In a move that aligns with many U.S. businesses, the LDS Church will now offer its employees family-friendly and wellness benefits.
The Utah-based Church of Jesus Christ of Latter-day Saints — the largest employer in the Beehive State — also is providing short-term disability benefits and has loosened its dress code to include colored shirts for men and dress pants for women.
These changes were announced Wednesday in an internal memo from Mormon officials to thousands of full-time employees at LDS Church headquarters in downtown Salt Lake City, its four church-owned colleges (Brigham Young University, BYU-Idaho, BYU-Hawaii and LDS Business College) and to paid professionals with the Church Educational System.
Going forward, full-time, benefited employees who give birth "will be eligible for six weeks of paid medical maternity leave to recover from childbirth," the policy memo reads.
At the same time, full-time, benefited employees also can take one week of "paid parental leave," the church document says, "to bond with their new children from birth or adoption." For mothers who give birth, this means an additional week of leave.
Until 2014, an LDS woman who gave birth — or had a child under age 18 — was not allowed to teach full-time seminary classes in high schools or Institutes of Religion at colleges.
The change made it possible "for families to decide what best meets their needs as it relates to mothers working while raising children," Mormon officials said at the time. "This policy is consistent with other church departments."
Now, mothers not only can keep their jobs, but also take a maternity leave and return to them — even with a newborn.
Starting in late December, employees who have been ill, injured or otherwise disabled for seven days can receive two-thirds of their salary for up to 45 days.
The plan, the memo says, should offer "peace of mind."
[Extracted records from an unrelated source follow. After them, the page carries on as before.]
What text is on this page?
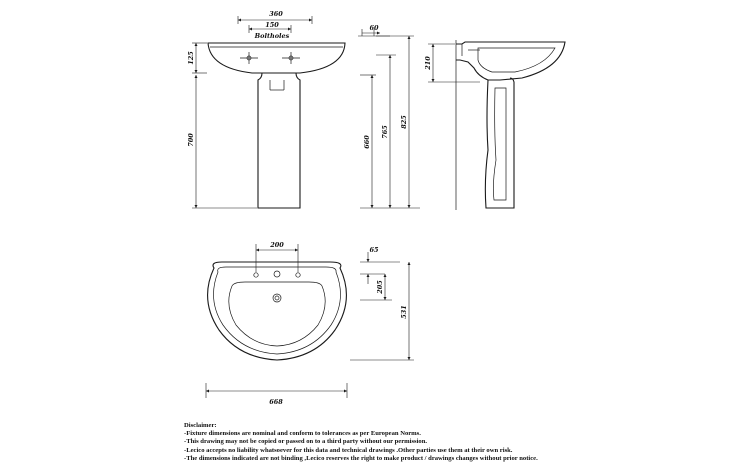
360
150
Boltholes
125
700
60
660
765
825
210
200
65
205
531
668
Disclaimer:
-Fixture dimensions are nominal and conform to tolerances as per European Norms.
-This drawing may not be copied or passed on to a third party without our permission.
-Lecico accepts no liability whatsoever for this data and technical drawings .Other parties use them at their own risk.
-The dimensions indicated are not binding ,Lecico reserves the right to make product / drawings changes without prior notice.
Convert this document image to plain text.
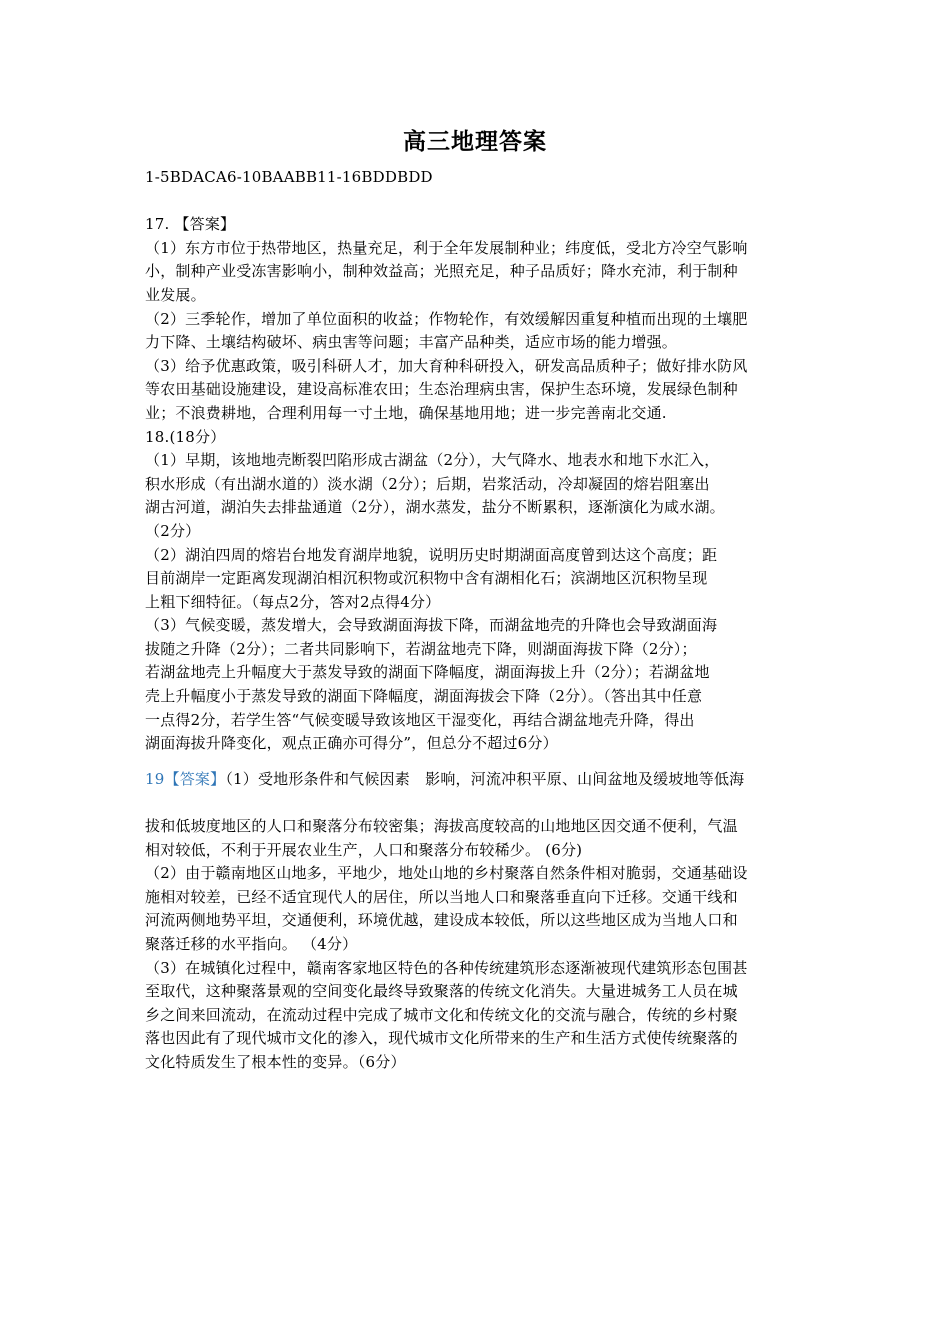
高三地理答案
1-5BDACA6-10BAABB11-16BDDBDD
17. 【答案】
（1）东方市位于热带地区，热量充足，利于全年发展制种业；纬度低，受北方冷空气影响
小，制种产业受冻害影响小，制种效益高；光照充足，种子品质好；降水充沛，利于制种
业发展。
（2）三季轮作，增加了单位面积的收益；作物轮作，有效缓解因重复种植而出现的土壤肥
力下降、土壤结构破坏、病虫害等问题；丰富产品种类，适应市场的能力增强。
（3）给予优惠政策，吸引科研人才，加大育种科研投入，研发高品质种子；做好排水防风
等农田基础设施建设，建设高标准农田；生态治理病虫害，保护生态环境，发展绿色制种
业；不浪费耕地，合理利用每一寸土地，确保基地用地；进一步完善南北交通.
18.(18分）
（1）早期，该地地壳断裂凹陷形成古湖盆（2分），大气降水、地表水和地下水汇入，
积水形成（有出湖水道的）淡水湖（2分）；后期，岩浆活动，冷却凝固的熔岩阻塞出
湖古河道，湖泊失去排盐通道（2分），湖水蒸发，盐分不断累积，逐渐演化为咸水湖。
（2分）
（2）湖泊四周的熔岩台地发育湖岸地貌，说明历史时期湖面高度曾到达这个高度；距
目前湖岸一定距离发现湖泊相沉积物或沉积物中含有湖相化石；滨湖地区沉积物呈现
上粗下细特征。（每点2分，答对2点得4分）
（3）气候变暖，蒸发增大，会导致湖面海拔下降，而湖盆地壳的升降也会导致湖面海
拔随之升降（2分）；二者共同影响下，若湖盆地壳下降，则湖面海拔下降（2分）；
若湖盆地壳上升幅度大于蒸发导致的湖面下降幅度，湖面海拔上升（2分）；若湖盆地
壳上升幅度小于蒸发导致的湖面下降幅度，湖面海拔会下降（2分）。（答出其中任意
一点得2分，若学生答“气候变暖导致该地区干湿变化，再结合湖盆地壳升降，得出
湖面海拔升降变化，观点正确亦可得分”，但总分不超过6分）
19【答案】（1）受地形条件和气候因素　影响，河流冲积平原、山间盆地及缓坡地等低海
拔和低坡度地区的人口和聚落分布较密集；海拔高度较高的山地地区因交通不便利，气温
相对较低，不利于开展农业生产，人口和聚落分布较稀少。 (6分)
（2）由于赣南地区山地多，平地少，地处山地的乡村聚落自然条件相对脆弱，交通基础设
施相对较差，已经不适宜现代人的居住，所以当地人口和聚落垂直向下迁移。交通干线和
河流两侧地势平坦，交通便利，环境优越，建设成本较低，所以这些地区成为当地人口和
聚落迁移的水平指向。 （4分）
（3）在城镇化过程中，赣南客家地区特色的各种传统建筑形态逐渐被现代建筑形态包围甚
至取代，这种聚落景观的空间变化最终导致聚落的传统文化消失。大量进城务工人员在城
乡之间来回流动，在流动过程中完成了城市文化和传统文化的交流与融合，传统的乡村聚
落也因此有了现代城市文化的渗入，现代城市文化所带来的生产和生活方式使传统聚落的
文化特质发生了根本性的变异。（6分）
The church also is launching a wellness plan that will include education, counseling and convenient access to exercise facilities.
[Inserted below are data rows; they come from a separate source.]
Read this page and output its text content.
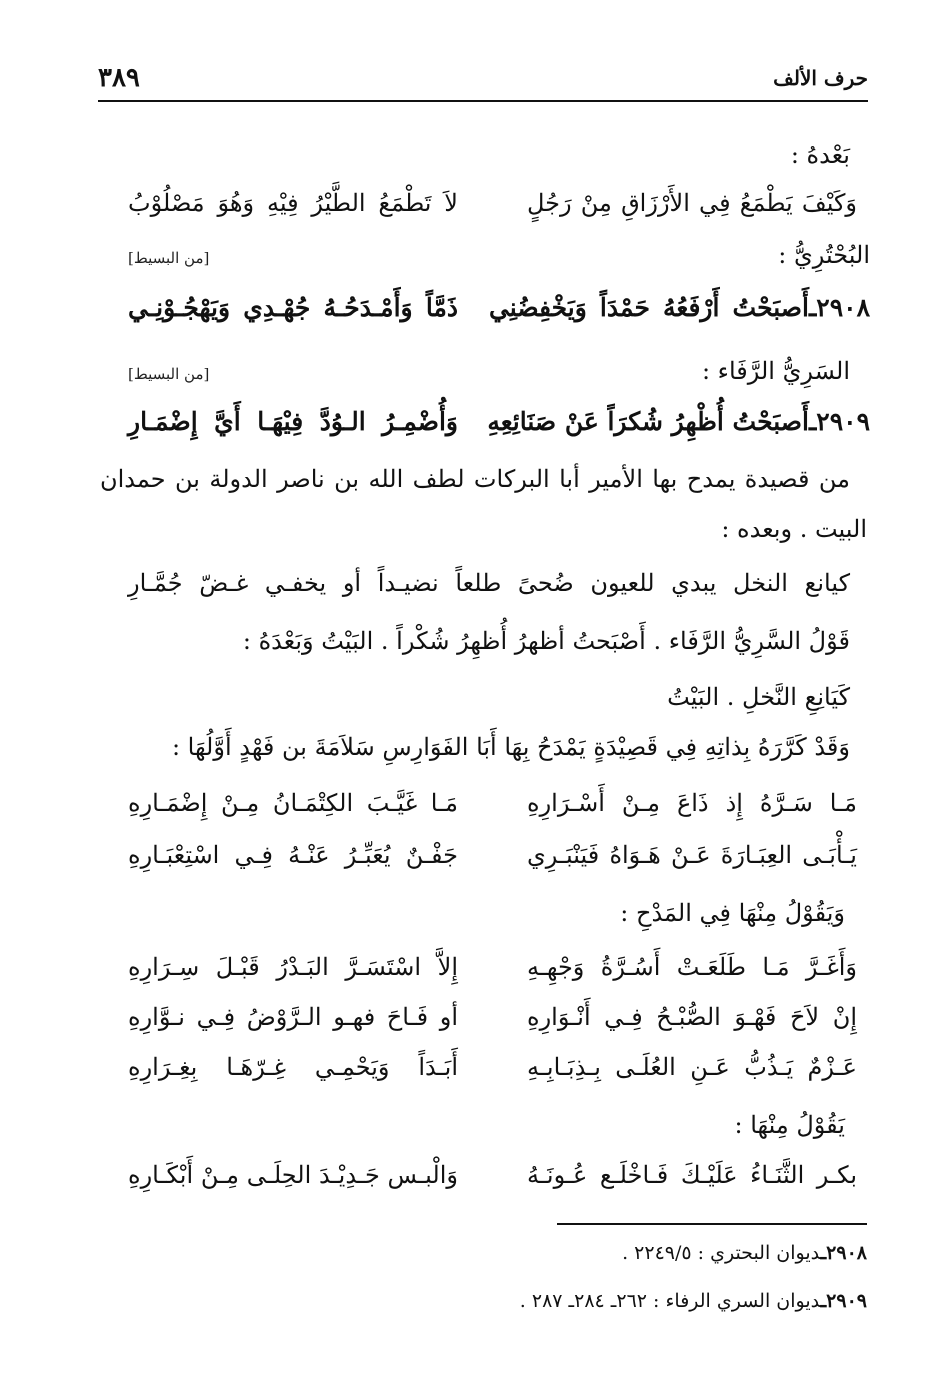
حرف الألف
٣٨٩
بَعْدهُ :
وَكَيْفَ يَطْمَعُ فِي الأَرْزَاقِ مِنْ رَجُلٍ
لاَ تَطْمَعُ الطَّيْرُ فِيْهِ وَهُوَ مَصْلُوْبُ
البُحْتُرِيُّ :
[من البسيط]
٢٩٠٨ـ
أَصبَحْتُ أَرْفَعُهُ حَمْدَاً وَيَخْفِضُنِي
ذَمَّاً وَأَمْـدَحُـهُ جُهْـدِي وَيَهْجُـوْنِـي
السَرِيُّ الرَّفَاء :
[من البسيط]
٢٩٠٩ـ
أَصبَحْتُ أُظْهِرُ شُكرَاً عَنْ صَنَائِعِهِ
وَأُضْمِـرُ الـوُدَّ فِيْهَـا أَيَّ إِضْمَـارِ
من قصيدة يمدح بها الأمير أبا البركات لطف الله بن ناصر الدولة بن حمدان
البيت . وبعده :
كيانع النخل يبدي للعيون ضُحىً طلعاً نضيـداً أو يخفـي غـضّ جُمَّـارِ
قَوْلُ السَّرِيُّ الرَّفَاء . أَصْبَحتُ أظهرُ أُظهِرُ شُكْراً . البَيْتُ وَبَعْدَهُ :
كَيَانِعِ النَّخلِ . البَيْتُ
وَقَدْ كَرَّرَهُ بِذاتِهِ فِي قَصِيْدَةٍ يَمْدَحُ بِهَا أَبَا الفَوَارِسِ سَلاَمَةَ بن فَهْدٍ أَوَّلُهَا :
مَـا سَـرَّهُ إِذ ذَاعَ مِـنْ أَسْـرَارِهِ
مَـا غَيَّـبَ الكِتْمَـانُ مِـنْ إِضْمَـارِهِ
يَـأْبَـى العِبَـارَةَ عَـنْ هَـوَاهُ فَيَنْبَـرِي
جَفْـنٌ يُعَبِّـرُ عَنْـهُ فِـي اسْتِعْبَـارِهِ
وَيَقُوْلُ مِنْهَا فِي المَدْحِ :
وَأَغَـرَّ مَـا طَلَعَـتْ أَسُـرَّةُ وَجْهِـهِ
إِلاَّ اسْتَسَـرَّ البَـدْرُ قَبْـلَ سِـرَارِهِ
إِنْ لاَحَ فَهْـوَ الصُّبْـحُ فِـي أَنْـوَارِهِ
أو فَـاحَ فهـو الـرَّوْضُ فِـي نـوَّارِهِ
عَـزْمٌ يَـذُبُّ عَـنِ العُلَـى بِـذِبَـابِـهِ
أَبَـدَاً وَيَحْمِـي غِـرّهَـا بِغِـرَارِهِ
يَقُوْلُ مِنْهَا :
بكـر الثَّنَـاءُ عَلَيْـكَ فَـاخْلَـع عُـونَـهُ
وَالْبـس جَـدِيْـدَ الحِلَـى مِـنْ أَبْكَـارِهِ
٢٩٠٨ـديوان البحتري : ٢٢٤٩/٥ .
٢٩٠٩ـديوان السري الرفاء : ٢٦٢ـ ٢٨٤ـ ٢٨٧ .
A wellness center on the seventh floor of the towering LDS Church Office Building on North Temple currently is under construction, with plans to open in October. It will include cardio and weightlifting equipment, group fitness studios, exercise classes, showers, healthy vending options and on-site coaches.
As to the dress-code changes, headquarters will now allow women to don professional pantsuits as well as skirts and dresses, and men may wear light-colored shirts with ties, and remove their jackets when weather is hot or for "movement through the building."
In May 2011, the male-dominated church made a similar nod to the discomforts of weather, when it eliminated the pantyhose requirement for female employees at headquarters, allowing them to go barelegged.
LDS Church workers welcomed Wednesday news.
"The new policy represents a significant step toward bringing our practices into greater alignment with our values," said one employee, who asked not to be named because he was not authorized to speak.
As he was making plans recently for the upcoming birth of his child, the employee worried he would have to use almost all of his sick leave and vacation time to spend as much time as possible at home with his wife and newborn.
"This new policy makes that unnecessary," he.
The previous policy "emphasized the value of baby-bonding time," he said, "but provided no support beyond the standard paid time off."
For most of the 20th century, few businesses or states provided maternity leave to women.
There was not any sort of "federally mandated policy requiring employers to provide unpaid maternity leave in America, much less paid maternity leave or paid parental leave for both fathers and mothers," said historian Christopher Jones, who will be teaching at BYU in the fall. "Prior to that, only 12 states (plus Washington, D.C.) mandated any sort of maternity leave coverage."
Benefits were "left up to employers," Jones said, "and most didn't offer maternity leave coverage, with only 40 percent of female employees having access to such coverage."
That all changed in 1993, with adoption of the Family Medical Leave Act. The law required employers to provide, among other benefits, women and men with 12 weeks of unpaid, job-protected leave per year — and the LDS Church complied.
Since then, many companies have offered paid leaves.
Mormon apostle Quentin L. Cook offered this explanation for the newly expanded policy.
"I would hope that Latter-day Saints would be at the forefront in creating an environment in the workplace that is more receptive and accommodating," he said in a statement, "to both men and women."